El niño que murió en el desierto
Encontraron el cadáver del niño Gilberto Ramos con un rosario blanco. Es el que le había dado su mamá al salir de San José de Las Flores, una población pobre y montañosa al norte de Guatemala. Murió de hambre y sed en el desierto de Texas, a una milla de la frontera con México. Tenía solo 15 años.
Gilberto estaba cansado de ser pobre y de no tener dinero para las medicinas que necesita su mamá, Cipriana Juárez, para controlar sus ataques epilépticos. La familia juntó casi tres mil dólares para pagarle al “coyote” y así Gilberto llegó a la ciudad fronteriza de Reynosa. Desde ahí, del lado mexicano, hizo su última llamada a su papá, antes de cruzar ilegalmente hacia Estados Unidos.
Su cuerpo estaba sin camisa —quienes sufren deshidratación suelen quitarse la ropa antes de morir— y en su cinturón encontraron escrito un número de teléfono. Era de su hermano Esvin, quien hace dos años hizo el mismo trayecto y hoy trabaja en Chicago.
“Estaba esperando la llamada de él”, me dijo Esvin en una entrevista. Pero “nunca pasó eso”. Quien le llamó, en cambio, fue una representante de la Patrulla Fronteriza en Texas avisándole que habían encontrado el cuerpo de su hermano Gilberto.
“Yo le dije que estaba muy pequeño, que mejor se quedara otro rato más allá” en Guatemala, recordó Esvin, “y él me dijo que no, que no quería estar allá, estaba desesperado.” El cadáver de Gilberto, con el rosario blanco, será repatriado a Guatemala.

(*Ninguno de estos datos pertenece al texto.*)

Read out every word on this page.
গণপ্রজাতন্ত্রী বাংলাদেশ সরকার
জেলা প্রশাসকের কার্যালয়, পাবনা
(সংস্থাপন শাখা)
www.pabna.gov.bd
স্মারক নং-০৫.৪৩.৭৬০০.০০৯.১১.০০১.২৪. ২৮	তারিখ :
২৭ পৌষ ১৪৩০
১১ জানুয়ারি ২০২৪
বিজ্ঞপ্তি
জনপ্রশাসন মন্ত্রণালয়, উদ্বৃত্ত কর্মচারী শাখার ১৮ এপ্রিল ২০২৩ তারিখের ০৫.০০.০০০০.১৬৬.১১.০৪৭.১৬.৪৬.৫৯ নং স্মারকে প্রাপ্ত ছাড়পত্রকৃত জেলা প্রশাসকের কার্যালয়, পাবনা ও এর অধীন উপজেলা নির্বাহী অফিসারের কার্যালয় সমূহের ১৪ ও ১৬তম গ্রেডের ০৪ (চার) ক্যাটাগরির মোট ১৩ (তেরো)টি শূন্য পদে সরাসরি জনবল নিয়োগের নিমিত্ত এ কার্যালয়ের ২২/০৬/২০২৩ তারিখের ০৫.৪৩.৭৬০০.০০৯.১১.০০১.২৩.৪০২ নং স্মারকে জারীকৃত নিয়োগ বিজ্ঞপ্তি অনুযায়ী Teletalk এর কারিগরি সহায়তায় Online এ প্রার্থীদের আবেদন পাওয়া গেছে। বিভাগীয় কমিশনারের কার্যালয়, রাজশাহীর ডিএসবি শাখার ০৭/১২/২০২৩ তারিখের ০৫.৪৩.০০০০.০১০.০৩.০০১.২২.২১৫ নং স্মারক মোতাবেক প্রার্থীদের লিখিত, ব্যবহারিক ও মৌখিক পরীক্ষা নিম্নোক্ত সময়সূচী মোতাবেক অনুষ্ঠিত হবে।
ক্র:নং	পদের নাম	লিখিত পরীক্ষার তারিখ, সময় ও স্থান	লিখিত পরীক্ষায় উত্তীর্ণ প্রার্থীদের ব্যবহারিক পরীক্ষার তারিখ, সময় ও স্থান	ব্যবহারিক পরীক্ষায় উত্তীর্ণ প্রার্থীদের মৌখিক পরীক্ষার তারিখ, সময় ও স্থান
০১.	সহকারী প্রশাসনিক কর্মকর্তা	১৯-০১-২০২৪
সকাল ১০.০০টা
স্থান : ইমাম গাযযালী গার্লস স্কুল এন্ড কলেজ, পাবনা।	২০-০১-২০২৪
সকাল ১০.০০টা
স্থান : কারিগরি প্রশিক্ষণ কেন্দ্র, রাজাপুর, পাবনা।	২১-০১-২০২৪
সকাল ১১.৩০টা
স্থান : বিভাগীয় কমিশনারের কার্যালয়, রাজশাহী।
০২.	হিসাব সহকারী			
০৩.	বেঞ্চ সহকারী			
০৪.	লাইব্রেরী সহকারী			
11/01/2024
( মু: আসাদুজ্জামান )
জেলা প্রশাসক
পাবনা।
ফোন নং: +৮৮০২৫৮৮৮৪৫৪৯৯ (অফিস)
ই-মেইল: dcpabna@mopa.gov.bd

La pobreza extrema lleva a muchos, como Gilberto y Esvin, a intentar emigrar a Estados Unidos. Otros lo hacen por la violencia de las pandillas, como los hijos de la hondureña María (quien prefiere no dar su apellido por motivos de seguridad).
María, quien vive en Miami, me enseñó el mensaje de texto que recibió de la Mara 18 de Tegucigalpa. “Te doy hasta mañana para que tengas mil dólares en tus manos y si no tu hijo o hija morirá”, decía el texto que aún guarda en su celular.
En lugar de darle el dinero a los pandilleros, María le pagó siete mil dólares a un “coyote” para que llevara a su hijo Eduardo desde Tegucigalpa hasta Estados Unidos. “Mi hijo pasó la frontera como un menor no acompañado”, me dijo con lágrimas en los ojos. “Lo llevaron a Illinois. Me lo entregaron en dos semanas pero él está traumatizado. Aún no quiere ir al colegio.” Pero ella cree que le salvó la vida.
Las amenazas de la pandilla contra esta familia, sin embargo, no se detuvieron. Zaira, la hija de María, recibió meses después el siguiente mensaje: “O depositas o vas a encontrar a tu hija, Yaritza, en una bolsa de basura”.
María, al saber lo que estaba pasando en Honduras, juntó nueve mil dólares y mandó traer ilegalmente a su hija Zaira y a sus nietos Yaritza, de 8 años, y Naum, de 4 años. Los tres cruzaron caminando la frontera de Estados Unidos y se entregaron a las autoridades. No fueron deportados y ya se encuentran viviendo en Miami.
María ha podido salvar a un hijo y a una hija de las amenazas de las pandillas. Pero aún le quedan tres hijos en Honduras. Y, si puede, se los va a traer también. Imposible culparla.
Estas dos historias, una de Guatemala y otra de Honduras, demuestran claramente por qué más de 52 mil niños han huido de Centroamérica y se están refugiando en Estados Unidos. Huyen de la pobreza y la violencia. Si se quedan allá, se mueren. Por eso hay que tratarlos como refugiados.
Hay que tratar a estos niños como niños, como si fueran nuestras hijos. Y uno no deporta a sus propios hijos ni los quiere tener en otro país.
Entiendo el dilema del gobierno de Barack Obama. No quiere enviar un mensaje equivocado y que le lleguen decenas de miles de niños más a la frontera. Pero no podemos tratar a niños como delincuentes.
Sí, el trayecto desde Guatemala, El Salvador y Honduras hacia Estados Unidos es peligrosísimo. Ya ven lo que le pasó a Gilberto en el desierto. Pero hay que cuidar a los que ya llegaron. Regresar a Eduardo y a Zaira a Tegucigalpa podría ser una sentencia de muerte.
Con los niños en la frontera, la primera orden es no hacer más daño. Ya luego veremos qué sigue.